6 Steps To Escape the Middle Class
If you are a family of three making between $53,413-$106,827, you may be firmly rooted in the middle class. Today, living in the middle class usually means working a 9 to 5, grinding away week after week. Unlike past generations, a middle-class income may not be enough to retire on and certainly may not be enough to build wealth.
Helpful: 10 Genius Things Dave Ramsey Says To Do With Your Money
See: With a Recession Looming, Make These 3 Retirement Moves To Stay On Track
Whether you want to quit your morning commute or are eager to travel the world, there are several ways to stop living paycheck to paycheck. By following a few easy steps you can achieve next-level success and, perhaps, even find financial freedom.
Here are six steps our experts recommend to escape the middle class.
Create a ‘Goal-Focused Financial Plan’
“Creating a goal-focused financial plan is the first step to achieving success and escaping the middle class. This plan should include attainable, measurable goals such as saving for retirement or paying off debt,” said Steve Rose, founder & CEO of MoneyTransfers.com.
“Additionally, you should use budgeting tools and track your finances regularly to make sure you are staying on track.”
By doing all this, you’ll be able to make sure your money is working toward your goal of getting out of the middle class.
Get on Budget
“A budget is the foundation of any financial plan. It’s essential to track your income and expenses to identify areas where you can cut costs and put more money toward your financial goals. Think of your budget as a map that guides you toward financial success,” said Michael Ryan, a financial coach and author of the financial literacy website MichaelRyanMoney.com.
And don’t feel trapped by the budget you create, they are meant to adjust as needed when your financial needs change.
Take Our Poll: Do You Have a Second Job or Backup Plan in Case You Are Laid Off?
Establish an Emergency Fund
“An emergency fund can help you weather unexpected financial storms, such as job loss or a medical emergency. Strive to save three to six months’ worth of living expenses in a separate savings account,” Ryan said.
Jay Zigmont, PhD, CFP®, founder of Childfree Wealth, concurs, suggesting, “Save 3-6 months of your expenses as an emergency fund. If your income is more variable or you run your own business, lean towards 6 months, and if your job is more stable, you might be able to have 3 months. Keep this money in a High Yield Savings Account.”
Consider a Side Hustle
“Taking on a side hustle can be a great way to generate additional income and build wealth. Pick something you are passionate about or that has the potential to increase your earning power. This could include freelance writing, tutoring, photography, consulting, or even starting an online business,” Rose said.
Shawn Breyer, the owner of The Hive Law, agrees, “To begin building wealth, you can start a side hustle in your spare time. This could be anything from freelancing to creating a product or service that solves a problem for others. The goal is to create a business that can eventually replace your current income.”
Whether you have a lot of free time or just a little, there is a side hustle out there for just about every situation.

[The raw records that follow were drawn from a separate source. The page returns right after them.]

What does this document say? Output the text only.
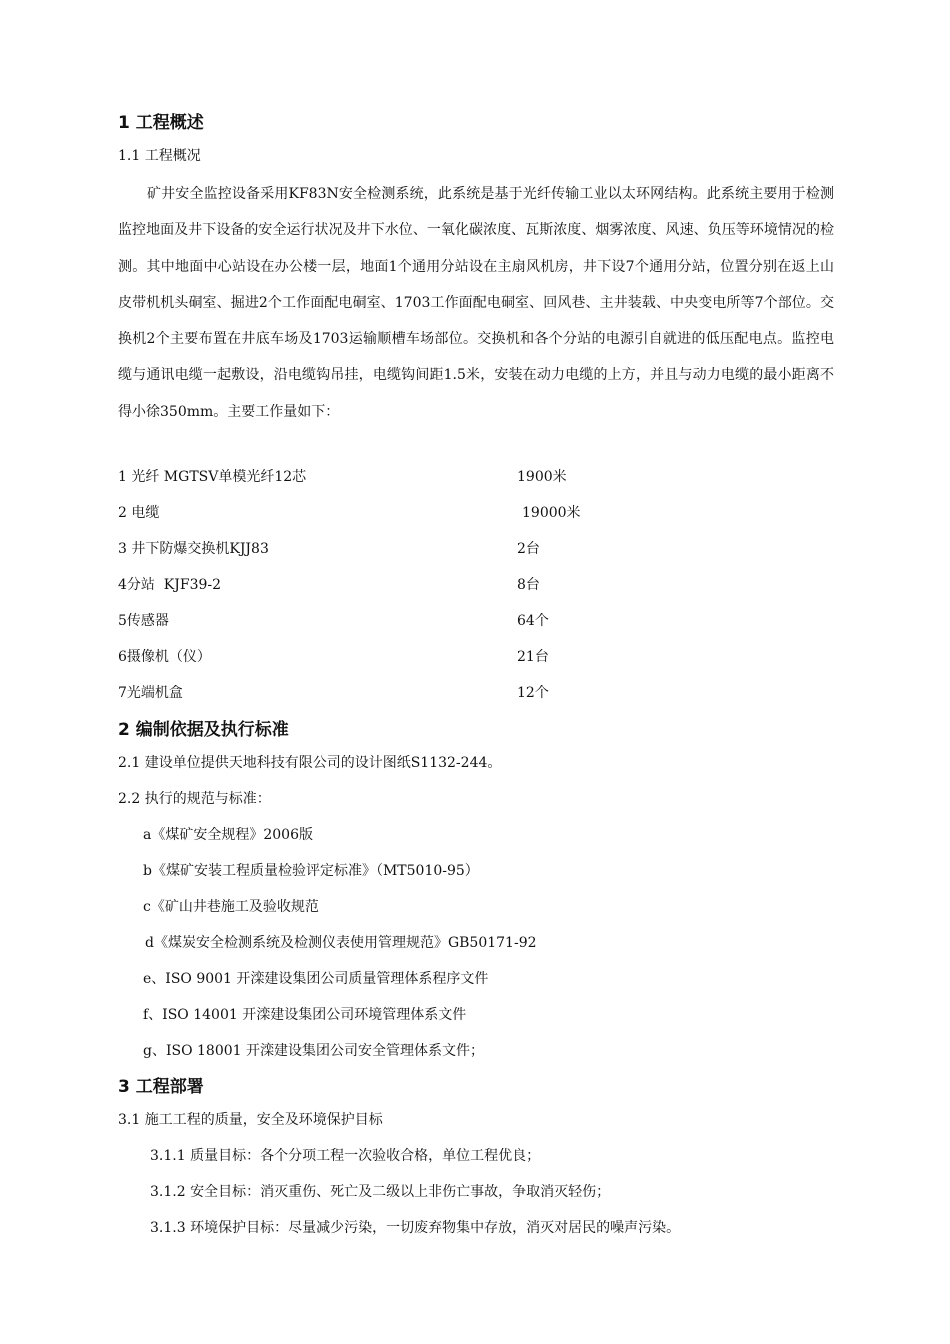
1 工程概述
1.1 工程概况

矿井安全监控设备采用KF83N安全检测系统，此系统是基于光纤传输工业以太环网结构。此系统主要用于检测监控地面及井下设备的安全运行状况及井下水位、一氧化碳浓度、瓦斯浓度、烟雾浓度、风速、负压等环境情况的检测。其中地面中心站设在办公楼一层，地面1个通用分站设在主扇风机房，井下设7个通用分站，位置分别在返上山皮带机机头硐室、掘进2个工作面配电硐室、1703工作面配电硐室、回风巷、主井装载、中央变电所等7个部位。交换机2个主要布置在井底车场及1703运输顺槽车场部位。交换机和各个分站的电源引自就进的低压配电点。监控电缆与通讯电缆一起敷设，沿电缆钩吊挂，电缆钩间距1.5米，安装在动力电缆的上方，并且与动力电缆的最小距离不得小徐350mm。主要工作量如下：

1 光纤 MGTSV单模光纤12芯	1900米
2 电缆	19000米
3 井下防爆交换机KJJ83	2台
4分站  KJF39-2	8台
5传感器	64个
6摄像机（仪）	21台
7光端机盒	12个
2 编制依据及执行标准
2.1 建设单位提供天地科技有限公司的设计图纸S1132-244。
2.2 执行的规范与标准：
a《煤矿安全规程》2006版
b《煤矿安装工程质量检验评定标准》（MT5010-95）
c《矿山井巷施工及验收规范
d《煤炭安全检测系统及检测仪表使用管理规范》GB50171-92
e、ISO 9001 开滦建设集团公司质量管理体系程序文件
f、ISO 14001 开滦建设集团公司环境管理体系文件
g、ISO 18001 开滦建设集团公司安全管理体系文件；
3 工程部署
3.1 施工工程的质量，安全及环境保护目标
3.1.1 质量目标：各个分项工程一次验收合格，单位工程优良；
3.1.2 安全目标：消灭重伤、死亡及二级以上非伤亡事故，争取消灭轻伤；
3.1.3 环境保护目标：尽量减少污染，一切废弃物集中存放，消灭对居民的噪声污染。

Invest In Yourself and Your Future
“Once you have a successful business, it’s important to start investing in assets that can generate passive income. This might include real estate, stocks, or other investments that can provide a steady stream of income without requiring your active involvement,” Breyer said.
Ryan adds, “If your employer offers a 401(k) or other retirement plan, make sure you’re contributing enough to take full advantage of any employer match. Investing in your retirement early and consistently can help you build wealth over time.”
He also agrees in investing in assets that appreciate over time, “Assets such as real estate, stocks, and mutual funds can appreciate over time and help you build wealth. Consider working with a financial planner to identify the best investment options for your financial goals and risk tolerance.”
Pay Off Debt
“High levels of debt can hold you back from achieving financial freedom. Focus on paying off high-interest debt first, then work to eliminate other debts. This can help you save money on interest and put more of your income toward building wealth,” Ryan said. “To put it simply, achieving financial freedom is like climbing a mountain. You need to start at the bottom, take small steps, and stay focused on the summit. It may not be easy, but with the right guidance and persistence, you can achieve your financial goals and escape the middle class.”